As we draw to a conclusion, political discussion on the radio and politician posters are shown stating need for change. It is clear that more needs to be done for these people, but what more is needed is less obvious. The Kashiwagis outline the financial situation for those offering a service such as theirs, and it’s a bleak picture. Teaching a class of transportation service workers in training, Toshio explains that with various government restrictions and taking into account the various costs involved, there is next to nothing left, if you are still left with anything at all. Formally a volunteer service, it put too much strain on those who did it, and so the government allowed people to charge, but the restrictions put in place have essentially kept it as voluntary work.
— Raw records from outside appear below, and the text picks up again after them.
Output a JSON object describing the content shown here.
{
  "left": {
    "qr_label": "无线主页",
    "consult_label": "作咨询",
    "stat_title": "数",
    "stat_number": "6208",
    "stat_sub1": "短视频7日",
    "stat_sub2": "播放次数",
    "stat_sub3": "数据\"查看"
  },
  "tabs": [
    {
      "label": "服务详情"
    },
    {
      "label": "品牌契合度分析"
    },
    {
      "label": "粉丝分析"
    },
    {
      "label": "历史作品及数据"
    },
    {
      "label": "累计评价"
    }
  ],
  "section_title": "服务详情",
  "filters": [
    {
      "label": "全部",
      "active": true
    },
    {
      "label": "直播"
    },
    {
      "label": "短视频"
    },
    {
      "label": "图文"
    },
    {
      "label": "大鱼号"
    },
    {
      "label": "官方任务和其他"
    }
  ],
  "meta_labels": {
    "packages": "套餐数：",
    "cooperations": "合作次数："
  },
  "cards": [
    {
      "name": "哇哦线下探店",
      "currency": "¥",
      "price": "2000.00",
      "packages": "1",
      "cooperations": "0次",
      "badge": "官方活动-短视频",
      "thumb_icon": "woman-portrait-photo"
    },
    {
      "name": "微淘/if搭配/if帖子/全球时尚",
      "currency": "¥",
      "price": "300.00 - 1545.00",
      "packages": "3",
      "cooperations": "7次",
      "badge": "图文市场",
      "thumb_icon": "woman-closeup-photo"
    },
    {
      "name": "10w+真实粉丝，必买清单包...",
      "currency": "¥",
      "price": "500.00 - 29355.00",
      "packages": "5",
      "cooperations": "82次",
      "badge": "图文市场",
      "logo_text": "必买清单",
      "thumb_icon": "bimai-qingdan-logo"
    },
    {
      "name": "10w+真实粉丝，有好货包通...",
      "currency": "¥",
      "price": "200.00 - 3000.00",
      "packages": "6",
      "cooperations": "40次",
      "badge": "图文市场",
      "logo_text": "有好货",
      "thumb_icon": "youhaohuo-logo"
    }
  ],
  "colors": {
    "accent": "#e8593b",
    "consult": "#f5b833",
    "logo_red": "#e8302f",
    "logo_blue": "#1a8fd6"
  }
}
Both Toshio and Hiroko have accepted this situation and continue to do the work “out of habit.” So why? Hiroko and their neighbours view the cats that Toshio has taken under his wing as a nuisance, creating mess and attracting flies. Gradually, the older ones disappear as the group gets larger, with younger cats replacing their elders. Soda allows Toshio’s words and their clear metaphor to speak for themselves. His observational style of filming would suggest apolitical filmmaking, with no wider research or additions from himself to add preconceptions or a political standpoint. Instead of pushing the message of the need to do more for society’s hidden voices, Soda gives their voices a platform. This is less a social comment on the need for wider changes, more a portrait of people who have accepted their place and found a sense of peace in the world…as long as it comes with a box of matches.